I have also been using a buffed up Markerlight Network; again with great success. Having double the amount of Markerlights makes my shooting ludicrously powerful for a very small amount of points.
I have put together a list with very few mech elements, dual Kroot Screens, Markerlights everywhere, and a mass congregation of suits that will easily win most of my battles... but I hesitate to use it. Why?
Rule #1.
Playing against an army that can wholesale rip you to shreds without giving you a counter is no fun for anyone. I don't WANT to field this list because I feel it would take the fun out of my games. However, I feel like the choice is between that and losing.
It isn't as if I'm facing themed armies I can afford to handicap myself against; the most themed list I play against involves 12 ATs and Lysander hitting me hard and fast. Thew others range from a heavily mechanized Marine List with no shortage of mid-ranged firepower and, the worst, a dual Prince, 9-Oblit, melta termie deathstrike that excels in ripping apart the sub-competitive lists that make Tau fun while still giving a good game.
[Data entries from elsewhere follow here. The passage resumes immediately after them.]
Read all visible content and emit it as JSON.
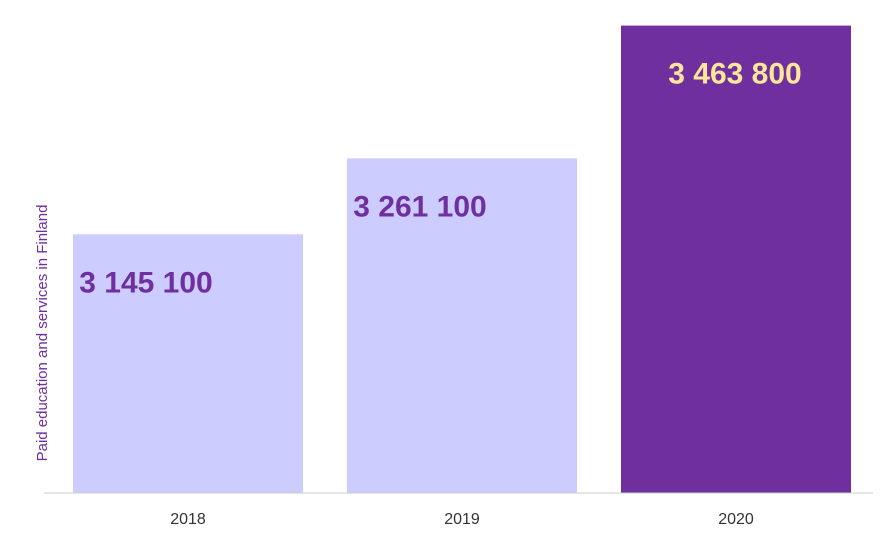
{
  "chart_data": {
    "type": "bar",
    "categories": [
      "2018",
      "2019",
      "2020"
    ],
    "values": [
      3145100,
      3261100,
      3463800
    ],
    "data_labels": [
      "3 145 100",
      "3 261 100",
      "3 463 800"
    ],
    "title": "",
    "xlabel": "",
    "ylabel": "Paid education and services in Finland",
    "ylim": [
      2750000,
      3480000
    ],
    "grid": false,
    "legend": "none",
    "colors": {
      "bar": "#ccccff",
      "bar_highlight": "#6f2f9f",
      "label": "#6f2f9f",
      "label_highlight": "#ffe699",
      "ylabel": "#6f2f9f",
      "axis": "#cccccc"
    },
    "highlight_index": 2
  }
}
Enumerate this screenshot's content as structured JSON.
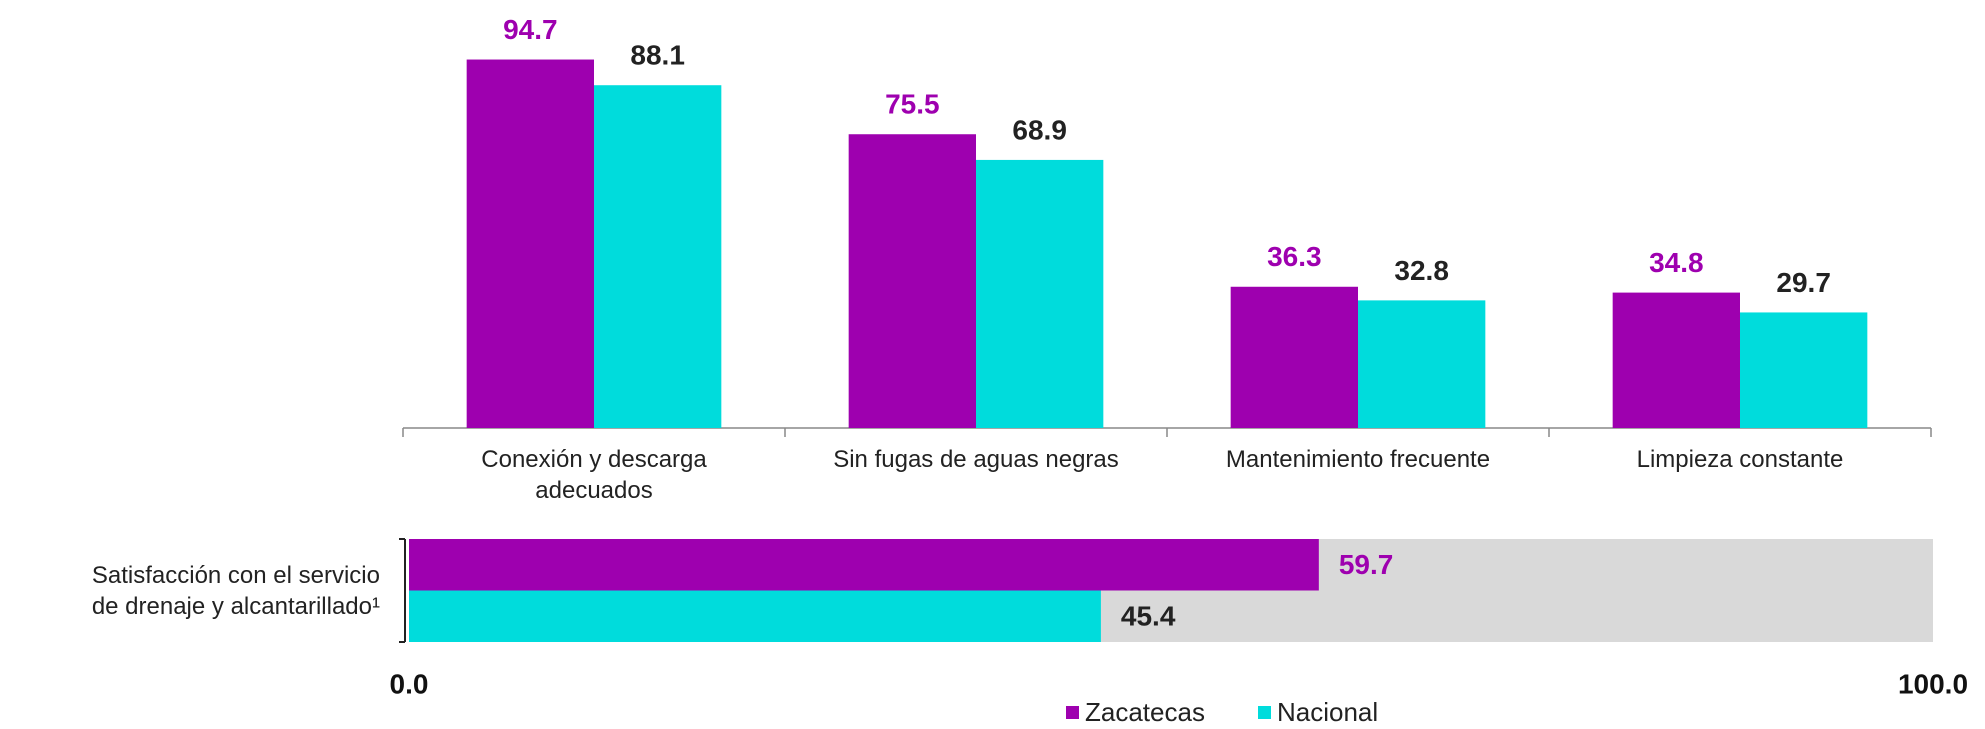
{
  "chart_data": [
    {
      "type": "bar",
      "categories": [
        "Conexión y descarga\nadecuados",
        "Sin fugas de aguas negras",
        "Mantenimiento frecuente",
        "Limpieza constante"
      ],
      "series": [
        {
          "name": "Zacatecas",
          "color": "#9e00af",
          "label_color": "#9e00af",
          "values": [
            94.7,
            75.5,
            36.3,
            34.8
          ]
        },
        {
          "name": "Nacional",
          "color": "#00dcdc",
          "label_color": "#222222",
          "values": [
            88.1,
            68.9,
            32.8,
            29.7
          ]
        }
      ],
      "ylim": [
        0,
        110
      ]
    },
    {
      "type": "barh",
      "categories": [
        "Satisfacción con el servicio\nde drenaje y alcantarillado¹"
      ],
      "series": [
        {
          "color": "#9e00af",
          "label_color": "#9e00af",
          "values": [
            59.7
          ]
        },
        {
          "color": "#00dcdc",
          "label_color": "#222222",
          "values": [
            45.4
          ]
        }
      ],
      "xlim": [
        0,
        100
      ],
      "xticks": [
        {
          "value": 0,
          "label": "0.0"
        },
        {
          "value": 100,
          "label": "100.0"
        }
      ],
      "background": "#d9d9d9"
    }
  ]
}
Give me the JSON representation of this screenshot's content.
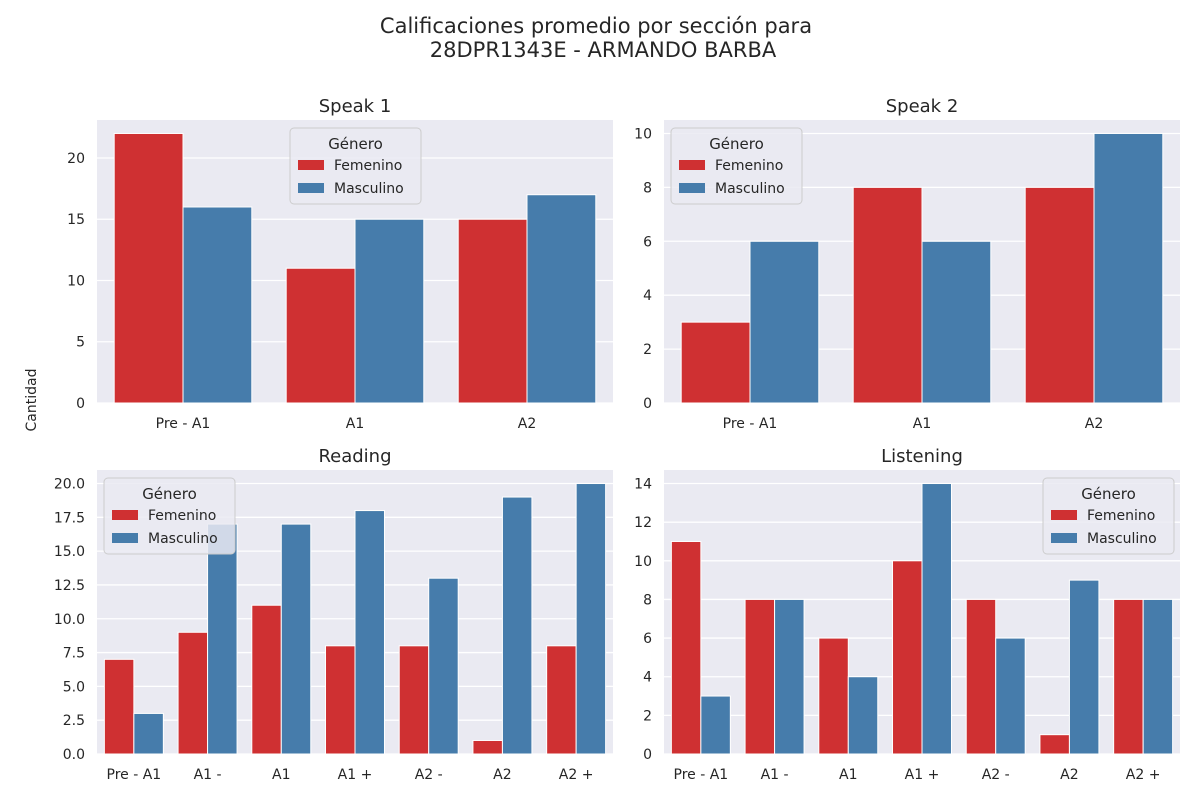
{
  "figure": {
    "suptitle_line1": "Calificaciones promedio por sección para",
    "suptitle_line2": "28DPR1343E - ARMANDO BARBA",
    "ylabel": "Cantidad"
  },
  "colors": {
    "Femenino": "#cf3032",
    "Masculino": "#467cab",
    "background": "#eaeaf2",
    "grid": "#ffffff"
  },
  "chart_data": [
    {
      "type": "bar",
      "title": "Speak 1",
      "categories": [
        "Pre - A1",
        "A1",
        "A2"
      ],
      "series": [
        {
          "name": "Femenino",
          "values": [
            22,
            11,
            15
          ]
        },
        {
          "name": "Masculino",
          "values": [
            16,
            15,
            17
          ]
        }
      ],
      "ylim": [
        0,
        23.1
      ],
      "yticks": [
        0,
        5,
        10,
        15,
        20
      ],
      "ytick_labels": [
        "0",
        "5",
        "10",
        "15",
        "20"
      ],
      "legend": {
        "title": "Género",
        "placement": "upper-center"
      },
      "grid": true
    },
    {
      "type": "bar",
      "title": "Speak 2",
      "categories": [
        "Pre - A1",
        "A1",
        "A2"
      ],
      "series": [
        {
          "name": "Femenino",
          "values": [
            3,
            8,
            8
          ]
        },
        {
          "name": "Masculino",
          "values": [
            6,
            6,
            10
          ]
        }
      ],
      "ylim": [
        0,
        10.5
      ],
      "yticks": [
        0,
        2,
        4,
        6,
        8,
        10
      ],
      "ytick_labels": [
        "0",
        "2",
        "4",
        "6",
        "8",
        "10"
      ],
      "legend": {
        "title": "Género",
        "placement": "upper-left"
      },
      "grid": true
    },
    {
      "type": "bar",
      "title": "Reading",
      "categories": [
        "Pre - A1",
        "A1 -",
        "A1",
        "A1 +",
        "A2 -",
        "A2",
        "A2 +"
      ],
      "series": [
        {
          "name": "Femenino",
          "values": [
            7,
            9,
            11,
            8,
            8,
            1,
            8
          ]
        },
        {
          "name": "Masculino",
          "values": [
            3,
            17,
            17,
            18,
            13,
            19,
            20
          ]
        }
      ],
      "ylim": [
        0,
        21
      ],
      "yticks": [
        0,
        2.5,
        5,
        7.5,
        10,
        12.5,
        15,
        17.5,
        20
      ],
      "ytick_labels": [
        "0.0",
        "2.5",
        "5.0",
        "7.5",
        "10.0",
        "12.5",
        "15.0",
        "17.5",
        "20.0"
      ],
      "legend": {
        "title": "Género",
        "placement": "upper-left"
      },
      "grid": true
    },
    {
      "type": "bar",
      "title": "Listening",
      "categories": [
        "Pre - A1",
        "A1 -",
        "A1",
        "A1 +",
        "A2 -",
        "A2",
        "A2 +"
      ],
      "series": [
        {
          "name": "Femenino",
          "values": [
            11,
            8,
            6,
            10,
            8,
            1,
            8
          ]
        },
        {
          "name": "Masculino",
          "values": [
            3,
            8,
            4,
            14,
            6,
            9,
            8
          ]
        }
      ],
      "ylim": [
        0,
        14.7
      ],
      "yticks": [
        0,
        2,
        4,
        6,
        8,
        10,
        12,
        14
      ],
      "ytick_labels": [
        "0",
        "2",
        "4",
        "6",
        "8",
        "10",
        "12",
        "14"
      ],
      "legend": {
        "title": "Género",
        "placement": "upper-right"
      },
      "grid": true
    }
  ]
}
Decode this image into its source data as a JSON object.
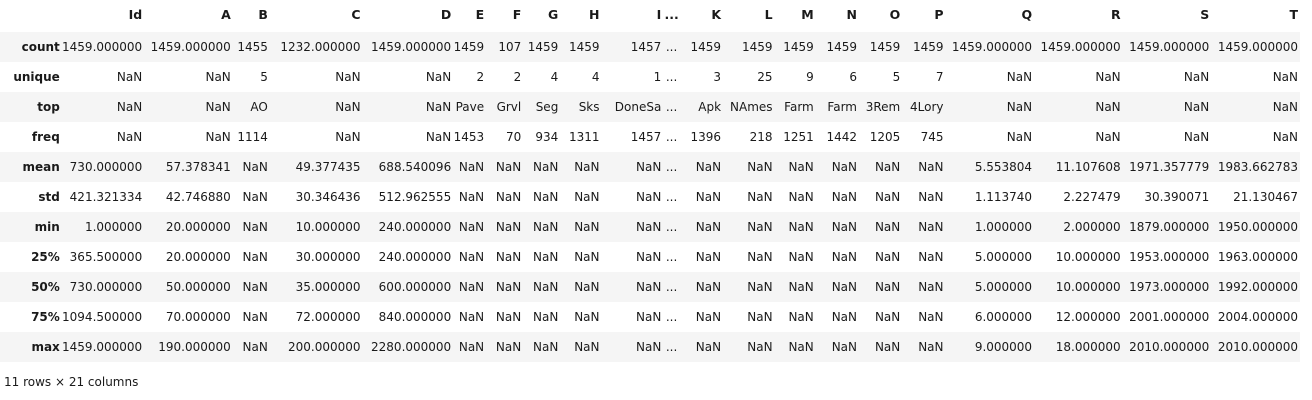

So how do I deal with this? I'm honestly thinking of going out to buy some Kroot to make a second line, and leave my 5+ vehicles at home...

Thursday, August 5, 2010

Turbo: Using Pathfinders effectively

This will be my first section on Fast Attack, and it is rather unfitting that the first section is on the rather slow Pathfinders.
Pathfinders give very little to the team in terms of pure firepower; they are more expensive Fire Warriors armed with Carbines, and forced to bring along a Devilfish.
On the other hand, they make great support units; bringing the game's cheapest markerlights to the fray, and their devilfish carries a nice device that allows a reroll to deepstrikes within it's line of sight.
Using Pathfinders is a matter of preference, relying mostly on your army build. Some players go out of the way to relocate them when they are endangered, while some use them as sacrifices so that their guns stay shooting.
Personally, I use them as a bait unit; the stay away from my main force, marking from a distance. If my opponent knows very little about Tau, he might leave them be; which would be great for me, as I'd keep my force multipliers. If my opponent goes for them, he takes pressure off my main guns.
Normally I make a small firebase of Pathfinders and Broadsides to draw attention. These can't normally be killed off until around turn 3-4, and by then they've done their jobs; demeching, bringing pain, then distracting the enemy so my mobile units can move on objectives.
How do you use your Pathfinders? Do you keep them alive as long as possible, or do you use them as late game pawns?

Wednesday, August 4, 2010

Gaming tomorrow?

With summer seeping away and college starting up around the corner, I've missed a few opportunities for games, and thus reports for you all.
Luckily, turns out I might be getting in a day of gaming at the LGS, meaning you can watch me get eaten by Daemon Princes.